温泉が身体に良いとされるのは、温泉に溶け込んでいる化学物質が皮膚を刺激したり吸収されたりすることで、身体に良い影響を及ぼすからです 。
また、温泉に入ると免疫機能であるリンパ球やNK活性(がん細胞やウイルスに感染した細胞を攻撃するNK細胞の強さで、免疫力の指標のひとつ)が高まり、免疫機能がアップするという研究データもあります。

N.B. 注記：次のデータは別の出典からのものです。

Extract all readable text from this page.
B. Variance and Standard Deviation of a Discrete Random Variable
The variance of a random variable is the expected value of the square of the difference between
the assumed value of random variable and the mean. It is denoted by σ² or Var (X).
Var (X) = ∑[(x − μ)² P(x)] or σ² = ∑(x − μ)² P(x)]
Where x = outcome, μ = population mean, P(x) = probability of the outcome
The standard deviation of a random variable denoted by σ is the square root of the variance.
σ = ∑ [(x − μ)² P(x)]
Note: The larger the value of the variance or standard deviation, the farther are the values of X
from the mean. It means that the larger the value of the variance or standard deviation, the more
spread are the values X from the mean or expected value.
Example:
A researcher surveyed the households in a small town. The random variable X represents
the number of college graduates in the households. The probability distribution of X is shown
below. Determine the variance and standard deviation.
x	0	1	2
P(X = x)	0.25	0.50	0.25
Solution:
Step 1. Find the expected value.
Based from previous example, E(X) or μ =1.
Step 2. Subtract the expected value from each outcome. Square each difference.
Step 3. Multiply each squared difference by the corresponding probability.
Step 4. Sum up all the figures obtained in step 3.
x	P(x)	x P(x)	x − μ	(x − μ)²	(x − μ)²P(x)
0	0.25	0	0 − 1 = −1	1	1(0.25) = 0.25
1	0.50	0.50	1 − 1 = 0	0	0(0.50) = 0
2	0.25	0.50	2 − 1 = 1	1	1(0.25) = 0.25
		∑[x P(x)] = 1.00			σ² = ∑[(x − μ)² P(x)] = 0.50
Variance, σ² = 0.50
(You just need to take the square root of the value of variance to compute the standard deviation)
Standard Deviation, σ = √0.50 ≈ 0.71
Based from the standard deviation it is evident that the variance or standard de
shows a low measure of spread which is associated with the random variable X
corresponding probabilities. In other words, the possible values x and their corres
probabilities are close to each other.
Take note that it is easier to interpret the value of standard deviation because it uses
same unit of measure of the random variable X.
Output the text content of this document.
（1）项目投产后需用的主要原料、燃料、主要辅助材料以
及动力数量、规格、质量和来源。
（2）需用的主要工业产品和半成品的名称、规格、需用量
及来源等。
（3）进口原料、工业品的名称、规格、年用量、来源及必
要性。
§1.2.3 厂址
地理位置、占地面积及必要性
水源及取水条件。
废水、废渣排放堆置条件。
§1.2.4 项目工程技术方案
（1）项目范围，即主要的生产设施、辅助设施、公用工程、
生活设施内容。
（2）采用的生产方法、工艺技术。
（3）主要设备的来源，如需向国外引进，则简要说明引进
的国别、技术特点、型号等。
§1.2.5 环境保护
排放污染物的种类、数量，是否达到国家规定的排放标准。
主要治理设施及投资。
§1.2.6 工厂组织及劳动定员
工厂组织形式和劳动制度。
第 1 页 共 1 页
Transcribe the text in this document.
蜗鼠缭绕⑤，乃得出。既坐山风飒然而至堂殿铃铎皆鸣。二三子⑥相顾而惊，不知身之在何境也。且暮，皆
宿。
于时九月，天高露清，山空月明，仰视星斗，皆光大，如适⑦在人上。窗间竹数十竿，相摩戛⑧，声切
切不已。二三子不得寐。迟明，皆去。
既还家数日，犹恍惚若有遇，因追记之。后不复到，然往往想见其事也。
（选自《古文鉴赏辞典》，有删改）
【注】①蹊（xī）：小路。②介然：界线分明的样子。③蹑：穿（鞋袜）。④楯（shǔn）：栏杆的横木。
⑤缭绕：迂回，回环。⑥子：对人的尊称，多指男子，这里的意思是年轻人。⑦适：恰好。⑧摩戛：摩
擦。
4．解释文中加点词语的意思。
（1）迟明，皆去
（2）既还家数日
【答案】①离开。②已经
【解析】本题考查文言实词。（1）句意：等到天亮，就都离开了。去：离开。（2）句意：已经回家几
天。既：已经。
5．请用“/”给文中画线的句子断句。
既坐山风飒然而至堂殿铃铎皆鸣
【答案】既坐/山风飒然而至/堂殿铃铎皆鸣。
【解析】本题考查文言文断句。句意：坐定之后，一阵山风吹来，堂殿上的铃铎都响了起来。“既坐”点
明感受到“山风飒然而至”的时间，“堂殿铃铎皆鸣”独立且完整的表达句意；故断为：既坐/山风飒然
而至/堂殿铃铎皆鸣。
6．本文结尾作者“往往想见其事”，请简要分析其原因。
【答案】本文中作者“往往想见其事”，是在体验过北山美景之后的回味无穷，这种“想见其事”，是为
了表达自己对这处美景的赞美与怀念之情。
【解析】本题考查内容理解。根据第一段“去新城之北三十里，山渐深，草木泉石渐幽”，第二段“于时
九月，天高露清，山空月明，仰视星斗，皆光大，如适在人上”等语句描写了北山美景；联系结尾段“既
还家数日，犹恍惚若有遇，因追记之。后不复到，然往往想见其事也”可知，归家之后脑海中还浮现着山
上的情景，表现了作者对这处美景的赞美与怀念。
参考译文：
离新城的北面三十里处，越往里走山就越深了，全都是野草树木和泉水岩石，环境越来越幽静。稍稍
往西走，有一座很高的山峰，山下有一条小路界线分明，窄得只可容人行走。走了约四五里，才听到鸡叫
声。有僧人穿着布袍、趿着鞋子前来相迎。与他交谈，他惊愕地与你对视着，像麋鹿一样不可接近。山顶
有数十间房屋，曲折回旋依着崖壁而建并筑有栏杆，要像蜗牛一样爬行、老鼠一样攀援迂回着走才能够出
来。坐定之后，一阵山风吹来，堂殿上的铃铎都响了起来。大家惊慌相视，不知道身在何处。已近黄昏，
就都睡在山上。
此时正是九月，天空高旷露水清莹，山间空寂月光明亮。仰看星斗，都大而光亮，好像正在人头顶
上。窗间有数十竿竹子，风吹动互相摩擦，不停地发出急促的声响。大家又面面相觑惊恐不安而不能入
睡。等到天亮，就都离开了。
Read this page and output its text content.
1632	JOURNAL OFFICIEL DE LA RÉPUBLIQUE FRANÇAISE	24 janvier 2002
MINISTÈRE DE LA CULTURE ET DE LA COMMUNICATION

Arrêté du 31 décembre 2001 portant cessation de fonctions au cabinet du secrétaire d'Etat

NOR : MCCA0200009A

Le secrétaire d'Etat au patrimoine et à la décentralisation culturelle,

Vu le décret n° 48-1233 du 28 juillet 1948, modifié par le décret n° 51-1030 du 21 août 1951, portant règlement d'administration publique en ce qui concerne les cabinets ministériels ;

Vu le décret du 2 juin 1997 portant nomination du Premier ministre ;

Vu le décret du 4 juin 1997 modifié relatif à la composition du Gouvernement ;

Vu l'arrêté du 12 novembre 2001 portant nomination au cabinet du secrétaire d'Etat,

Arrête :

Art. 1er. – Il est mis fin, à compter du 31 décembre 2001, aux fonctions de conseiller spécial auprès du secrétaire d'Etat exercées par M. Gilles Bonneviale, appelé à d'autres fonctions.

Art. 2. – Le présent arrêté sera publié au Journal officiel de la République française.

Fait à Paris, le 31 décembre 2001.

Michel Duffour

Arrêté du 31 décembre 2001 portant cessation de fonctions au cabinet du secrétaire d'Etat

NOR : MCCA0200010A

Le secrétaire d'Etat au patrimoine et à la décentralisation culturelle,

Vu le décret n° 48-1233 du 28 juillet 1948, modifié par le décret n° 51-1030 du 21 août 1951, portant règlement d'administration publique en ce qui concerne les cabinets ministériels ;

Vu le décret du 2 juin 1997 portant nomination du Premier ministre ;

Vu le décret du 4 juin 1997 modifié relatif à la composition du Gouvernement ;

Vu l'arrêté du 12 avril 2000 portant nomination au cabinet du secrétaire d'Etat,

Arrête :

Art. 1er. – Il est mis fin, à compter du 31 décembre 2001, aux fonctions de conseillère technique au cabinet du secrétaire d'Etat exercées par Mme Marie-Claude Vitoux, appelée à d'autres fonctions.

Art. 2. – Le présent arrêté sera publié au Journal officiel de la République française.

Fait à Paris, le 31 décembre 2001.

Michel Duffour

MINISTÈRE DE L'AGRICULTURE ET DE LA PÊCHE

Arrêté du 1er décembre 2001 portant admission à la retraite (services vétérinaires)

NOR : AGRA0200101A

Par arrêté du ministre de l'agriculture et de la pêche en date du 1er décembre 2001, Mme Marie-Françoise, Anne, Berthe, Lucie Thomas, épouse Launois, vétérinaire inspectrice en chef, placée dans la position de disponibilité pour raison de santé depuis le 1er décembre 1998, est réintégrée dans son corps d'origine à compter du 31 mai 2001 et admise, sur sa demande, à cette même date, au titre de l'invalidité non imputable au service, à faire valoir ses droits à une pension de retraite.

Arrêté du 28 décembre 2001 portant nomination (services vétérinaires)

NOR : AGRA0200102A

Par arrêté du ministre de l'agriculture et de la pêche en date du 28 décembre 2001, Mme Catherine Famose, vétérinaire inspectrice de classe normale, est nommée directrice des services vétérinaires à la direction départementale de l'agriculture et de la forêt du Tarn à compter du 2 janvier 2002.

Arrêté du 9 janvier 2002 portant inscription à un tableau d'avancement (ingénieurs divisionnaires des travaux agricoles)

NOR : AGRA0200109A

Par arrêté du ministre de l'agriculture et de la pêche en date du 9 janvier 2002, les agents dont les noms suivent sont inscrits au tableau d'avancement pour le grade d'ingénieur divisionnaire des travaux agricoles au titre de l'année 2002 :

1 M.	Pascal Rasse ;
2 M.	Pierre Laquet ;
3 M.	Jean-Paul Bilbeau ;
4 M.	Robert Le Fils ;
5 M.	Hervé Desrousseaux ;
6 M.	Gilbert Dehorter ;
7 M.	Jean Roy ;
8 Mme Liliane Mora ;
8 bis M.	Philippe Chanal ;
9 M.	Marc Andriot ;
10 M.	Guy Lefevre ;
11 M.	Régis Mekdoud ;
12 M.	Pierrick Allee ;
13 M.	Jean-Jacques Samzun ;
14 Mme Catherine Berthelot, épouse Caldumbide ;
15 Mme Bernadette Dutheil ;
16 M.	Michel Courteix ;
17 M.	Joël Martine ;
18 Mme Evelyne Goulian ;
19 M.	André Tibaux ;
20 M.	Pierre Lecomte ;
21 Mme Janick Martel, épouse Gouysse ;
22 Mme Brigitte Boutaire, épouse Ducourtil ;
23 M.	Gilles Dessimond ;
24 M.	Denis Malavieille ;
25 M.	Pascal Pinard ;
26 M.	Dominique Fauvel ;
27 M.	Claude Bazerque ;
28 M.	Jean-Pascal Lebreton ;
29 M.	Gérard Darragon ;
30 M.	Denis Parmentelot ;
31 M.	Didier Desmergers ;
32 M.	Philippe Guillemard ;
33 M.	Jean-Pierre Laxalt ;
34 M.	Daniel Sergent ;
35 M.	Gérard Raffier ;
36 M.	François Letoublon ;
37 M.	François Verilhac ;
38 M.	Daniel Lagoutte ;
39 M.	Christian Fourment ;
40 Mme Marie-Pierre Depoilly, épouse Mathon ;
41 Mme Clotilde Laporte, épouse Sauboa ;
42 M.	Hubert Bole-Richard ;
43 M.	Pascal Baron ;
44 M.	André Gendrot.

その他にも、温泉地に行くと気持ちがリラックスし、自律神経に作用するホルモン(アドレナリン、ノルアドレナリン等)の分泌が活発になります。これによって、睡眠障害といったストレスによる症状にも効果があります。
油壺温泉の特徴1
油壺温泉は、環境省の「鉱泉分析法指針」に基づき、温泉のうち「特に治療の目的に供し得るもの」に認められる「療養泉」です。温泉に含まれる成分が1Kg中に1g以上で療養泉になり、さらに10g以上あると「高張性の温泉」に分類されますが、油壺温泉は、1kg中に17.6gと、療養泉の基準の17倍以上も溶存物質が含まれている高張性の温泉となっています。高張性の温泉は浸透圧が高いため、脱水作用や角質の剥離、滅菌作用等があると言われています。
油壺温泉の特徴2
泉質は「ナトリウム塩化物泉」で、塩化物泉は身体の芯からポカポカ温まり、出浴後の保温効果も高いうえ、弱アルカリ性で保湿効果も期待できます。さらに、油壺温泉には、天然の美肌・保湿成分と言われ化粧水にも含まれる「メタケイ酸」が温泉法の基準より多く含まれており、肌の新陳代謝が促進される作用が期待できます。
油壺温泉の特徴3
地下1,500mの地層「葉山層群」から湧き出す温泉で、太古の昔、地殻変動で古い海水が地中に閉じ込められた海水に、周囲の地層由来の成分や海藻・草木等が溶け込み「化石海水」となったものが源泉となっています。油壺温泉の特徴である微黄褐色は、この化石海水に含まれる「フミン酸」によるもので、保湿性能があり、肌に潤いを与えると言われています。
温泉効能・適応症
きりきず、抹消循環障害、冷え性、うつ状態、皮膚乾燥症、筋肉もしくは関節の慢性的な痛みまたはこわばり(関節リウマチ、変形関節症、腰痛症、神経痛、五十肩、打撲、ねん挫等の慢性期)、運動麻痺における筋肉のこわばり、胃腸機能の低下(胃がもたれる、腸にガスがたまる等)軽症高血圧、耐糖能異常(糖尿病)、軽い高コレステロール血症、軽い喘息または肺気腫、痔の痛み、自律神経不安症、ストレスによる諸症状(睡眠障害等)、病後回復期、疲労回復、健康増進
一般的に入浴に適さない症状
病気の活動期(特に熱のある場合)活動性の結核、進行した悪性腫瘍または高度の貧血等身体衰弱の著しい場合、少し動くと息苦しくなるような重い心臓または肺の病気、むくみのあるような重い腎臓の病気、消化管出血、目に見える重い出血のあるとき。慢性の病気の急性増悪期の方は、基本的には入浴に適さない症状とされています。
より湯治の効果を得る温泉の入り方
油壺温泉は、泉質が濃いため、1回の入浴でも効果は感じられるものの、継続して入浴することで、より湯治の効果が期待できます。「湯あたり」が1週間以内に現れることが多いことを考えますと、理想的には、2~3週間程度の湯治をしたいものです。体調を崩したら、一時入浴を中止し、復調したらまた入浴しましょう。湯治は必ずしも毎日入浴するのではなく、治癒の過程で体に痛みが出たときや、「湯あたり」をしたときは、入浴しない休息日をとりましょう。
1例として1週間の湯治の場合は、以下のような入浴があります。
1日目:1回の温泉入浴
2日目:2回の温泉入浴
3日目:3回の温泉入浴
4日目:温泉ではない風呂に入浴(※湯治効果で体の不調部分に痛みが出てくる場合は温泉には入らない)
5日目:3回の温泉入浴
6日目:2回の温泉入浴
7日目:1回の温泉入浴
湯治は上記の入浴を2~3回(2~3週間)行うのが理想的です。
それだけ長期間温泉地に滞在できる方は少ないと思いますが、連続5~6日間でも効果が見られる場合が多いとも言われています。
または、週1回の温泉入浴を半年程度続けても、連続湯治と同じ効果が得られるため、曜日を決める等して、毎週温泉入浴をする習慣をつけるのも「万病予防」に効果が期待できます。